Sostienen algunos que esa tragedia fue el primer golpe anímico que sufrió Barón Biza. Otros de malas lenguas dicen que fue antes, cuando se habría enterado de que el instructor de vuelo era su amante y por eso habría mandado a sabotear el motor.
Lo cierto es que el viudo mandó a construir un monumento funerario faraónico en lo que era parte del campo de Los Cerrillos que quedó concluido cinco años después de la muerte de su mujer.
Deprimido, Raúl Barón Biza buscó refugio en Europa. Regresó a Buenos Aires en 1932 para enfrentarse a una Argentina convulsionada. Comenzó su militancia política y volvió a enamorarse, esta vez de una jovencita de 15 años llamada Clotilde Sabattini, hija de un amigo personal y gobernador de Córdoba. La raptó para fugarse al Uruguay. Volvieron a la Argentina, tuvieron hijos, vivieron en la estancia de Los Cerrillos donde ella ejerció como maestra en la escuela que Barón Biza hizo construir a pedido de Myriam Stefford para los hijos de los peones (y forma parte del proyecto turístico), pero tuvieron una relación pasional y tormentosa. Clotilde Sabattini fue la primera mujer en la historia argentina con rango de ministra e impulsora de la enseñanza laica y libre.
Barón Biza no soportaba el crecimiento de su mujer. Intentó tres veces suicidarse. Dilapidó su fortuna.
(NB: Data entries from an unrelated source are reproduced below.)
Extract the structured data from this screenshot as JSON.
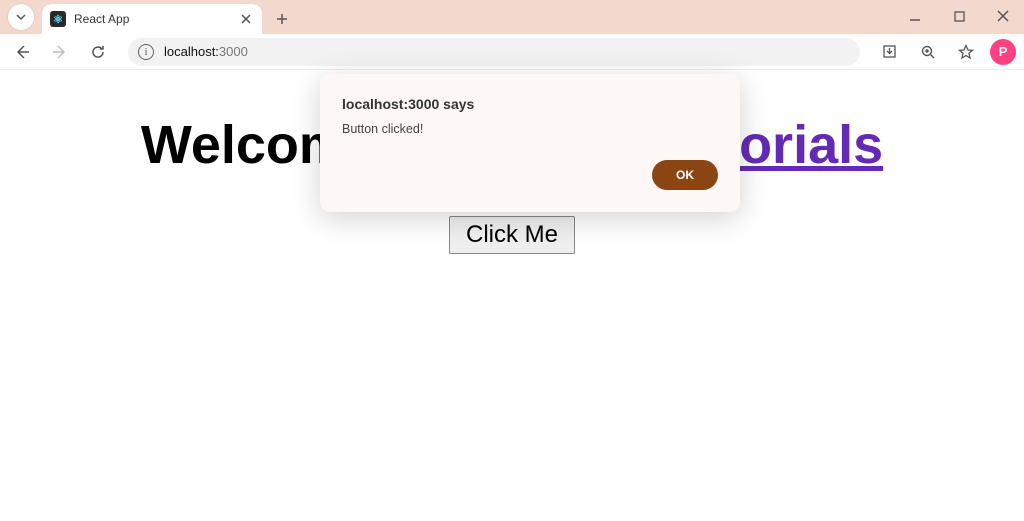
{
  "browser": {
    "tab_title": "React App",
    "window_controls": {
      "minimize": "—",
      "maximize": "▢",
      "close": "×"
    }
  },
  "toolbar": {
    "url_host": "localhost:",
    "url_port_path": "3000",
    "profile_initial": "P"
  },
  "page": {
    "heading_plain": "Welcome ",
    "heading_link": "s React.js Tutorials",
    "button_label": "Click Me"
  },
  "alert": {
    "title": "localhost:3000 says",
    "message": "Button clicked!",
    "ok_label": "OK"
  }
}
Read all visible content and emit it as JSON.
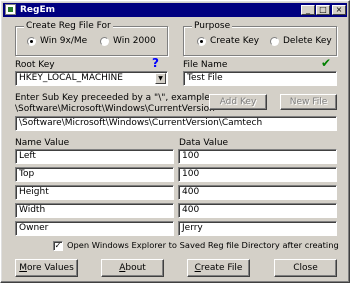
{
  "window": {
    "title": "RegEm",
    "minimize_glyph": "_",
    "maximize_glyph": "□",
    "close_glyph": "×"
  },
  "create_for": {
    "legend": "Create Reg File For",
    "options": [
      {
        "label": "Win 9x/Me",
        "selected": true
      },
      {
        "label": "Win 2000",
        "selected": false
      }
    ]
  },
  "purpose": {
    "legend": "Purpose",
    "options": [
      {
        "label": "Create Key",
        "selected": true
      },
      {
        "label": "Delete Key",
        "selected": false
      }
    ]
  },
  "root_key": {
    "label": "Root Key",
    "value": "HKEY_LOCAL_MACHINE",
    "help_icon": "?",
    "help_color": "#0000ff"
  },
  "file_name": {
    "label": "File Name",
    "value": "Test File",
    "check_icon": "✔",
    "check_color": "#008000"
  },
  "sub_key": {
    "instruction_line1": "Enter Sub Key preceeded by a \"\\\", example:",
    "instruction_line2": "\\Software\\Microsoft\\Windows\\CurrentVersion",
    "value": "\\Software\\Microsoft\\Windows\\CurrentVersion\\Camtech",
    "add_key_label": "Add Key",
    "new_file_label": "New File"
  },
  "values_table": {
    "name_header": "Name Value",
    "data_header": "Data Value",
    "rows": [
      {
        "name": "Left",
        "data": "100"
      },
      {
        "name": "Top",
        "data": "100"
      },
      {
        "name": "Height",
        "data": "400"
      },
      {
        "name": "Width",
        "data": "400"
      },
      {
        "name": "Owner",
        "data": "Jerry"
      }
    ]
  },
  "open_explorer": {
    "checked": true,
    "label": "Open Windows Explorer to Saved Reg file Directory after creating"
  },
  "buttons": {
    "more_values": {
      "mnemonic": "M",
      "rest": "ore Values"
    },
    "about": {
      "mnemonic": "A",
      "rest": "bout"
    },
    "create_file": {
      "mnemonic": "C",
      "rest": "reate File"
    },
    "close": {
      "mnemonic": "",
      "rest": "Close"
    }
  }
}
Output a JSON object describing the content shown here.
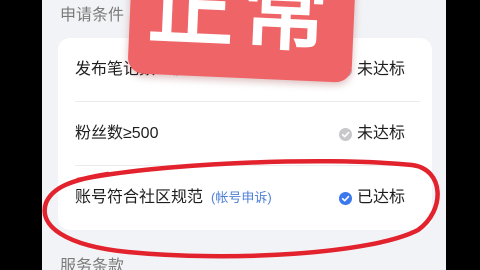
{
  "stamp": {
    "text": "正常"
  },
  "conditions": {
    "title": "申请条件",
    "items": [
      {
        "label": "发布笔记数≥2篇",
        "status": "未达标",
        "met": false,
        "icon": "check-circle-icon"
      },
      {
        "label": "粉丝数≥500",
        "status": "未达标",
        "met": false,
        "icon": "check-circle-icon"
      },
      {
        "label": "账号符合社区规范",
        "link": "(帐号申诉)",
        "status": "已达标",
        "met": true,
        "icon": "check-circle-icon"
      }
    ]
  },
  "terms": {
    "title": "服务条款"
  },
  "colors": {
    "page_bg": "#f2f3f6",
    "card_bg": "#ffffff",
    "text": "#1e1e1e",
    "section_title": "#7b7b7b",
    "divider": "#ececee",
    "check_off": "#c8c8cc",
    "check_on": "#3a78f0",
    "link": "#4d7fd6",
    "stamp": "#ef6467",
    "annotation": "#e2222d"
  }
}
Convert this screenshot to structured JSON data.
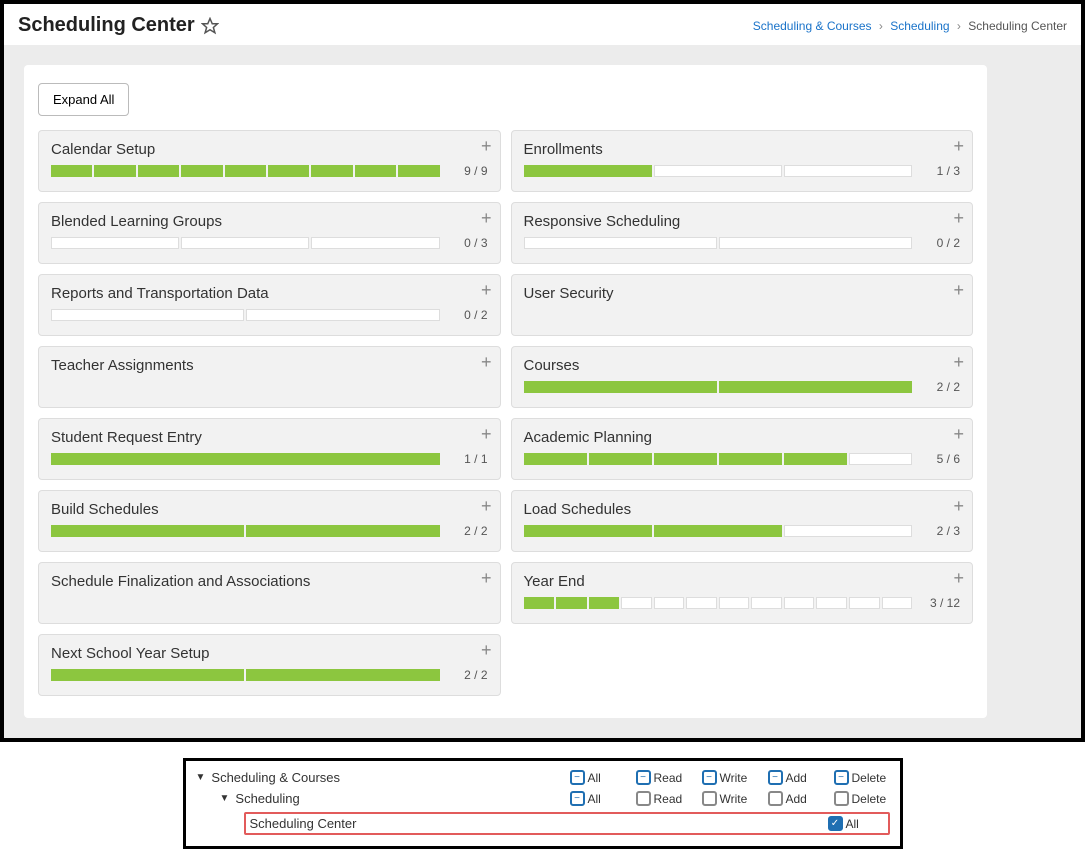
{
  "header": {
    "title": "Scheduling Center",
    "crumbs": {
      "root": "Scheduling & Courses",
      "mid": "Scheduling",
      "current": "Scheduling Center"
    }
  },
  "expand_label": "Expand All",
  "tiles": [
    {
      "title": "Calendar Setup",
      "done": 9,
      "total": 9
    },
    {
      "title": "Enrollments",
      "done": 1,
      "total": 3
    },
    {
      "title": "Blended Learning Groups",
      "done": 0,
      "total": 3
    },
    {
      "title": "Responsive Scheduling",
      "done": 0,
      "total": 2
    },
    {
      "title": "Reports and Transportation Data",
      "done": 0,
      "total": 2
    },
    {
      "title": "User Security",
      "done": null,
      "total": null
    },
    {
      "title": "Teacher Assignments",
      "done": null,
      "total": null
    },
    {
      "title": "Courses",
      "done": 2,
      "total": 2
    },
    {
      "title": "Student Request Entry",
      "done": 1,
      "total": 1
    },
    {
      "title": "Academic Planning",
      "done": 5,
      "total": 6
    },
    {
      "title": "Build Schedules",
      "done": 2,
      "total": 2
    },
    {
      "title": "Load Schedules",
      "done": 2,
      "total": 3
    },
    {
      "title": "Schedule Finalization and Associations",
      "done": null,
      "total": null
    },
    {
      "title": "Year End",
      "done": 3,
      "total": 12
    },
    {
      "title": "Next School Year Setup",
      "done": 2,
      "total": 2
    }
  ],
  "perms": {
    "cols": [
      "All",
      "Read",
      "Write",
      "Add",
      "Delete"
    ],
    "rows": [
      {
        "label": "Scheduling & Courses",
        "indent": 0,
        "arrow": true,
        "cb": [
          {
            "state": "minus"
          },
          {
            "state": "minus"
          },
          {
            "state": "minus"
          },
          {
            "state": "minus"
          },
          {
            "state": "minus"
          }
        ],
        "hl": false
      },
      {
        "label": "Scheduling",
        "indent": 1,
        "arrow": true,
        "cb": [
          {
            "state": "minus"
          },
          {
            "state": "plain"
          },
          {
            "state": "plain"
          },
          {
            "state": "plain"
          },
          {
            "state": "plain"
          }
        ],
        "hl": false
      },
      {
        "label": "Scheduling Center",
        "indent": 2,
        "arrow": false,
        "cb": [
          {
            "state": "checked"
          }
        ],
        "hl": true,
        "single_col": "All"
      }
    ]
  }
}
En uno de los tantos distanciamientos a lo largo de casi 30 años de matrimonio, le envió una carta con una propuesta definitiva que incluía la división de los bienes que quedaban. La citó con sus abogados al departamento de Buenos Aires el domingo 16 de agosto de 1964. La esperó con dos vasos servidos con supuesto whisky. Cuando Clotilde aceptaba el vaso que le convidaba el padre de sus tres hijos, el ácido que en realidad contenía terminó arrojado contra su rostro, desfigurándolo para siempre.
Los abogados partieron al hospital con la mujer. Él se acostó en su cama de estilo francés, se tapó con el acolchado, bebió un sorbo de whisky (verdadero) y gatilló el 38 largo sobre su sien. El escritor maldito apagó su vida como había sido: sin medias tintas.
Como si a los personajes no les alcanzara con su propia historia e irradiaran misterio a su entorno, el cineasta Eduardo Sánchez comenzó una búsqueda hace más de 10 años para tratar de descorrer velos familiares acerca de un abuelo de identidad negada por su madre y su abuela, que lo llevarían por escenarios que iba filmando y documentando como Venecia, Berna, Alta Gracia y Los Cerrillos. La búsqueda lo llevó a una punta de ovillo en Los Cerrillos y parece cerrarse allí, con falso acento alemán, según sacude al espectador el documental Agosto final.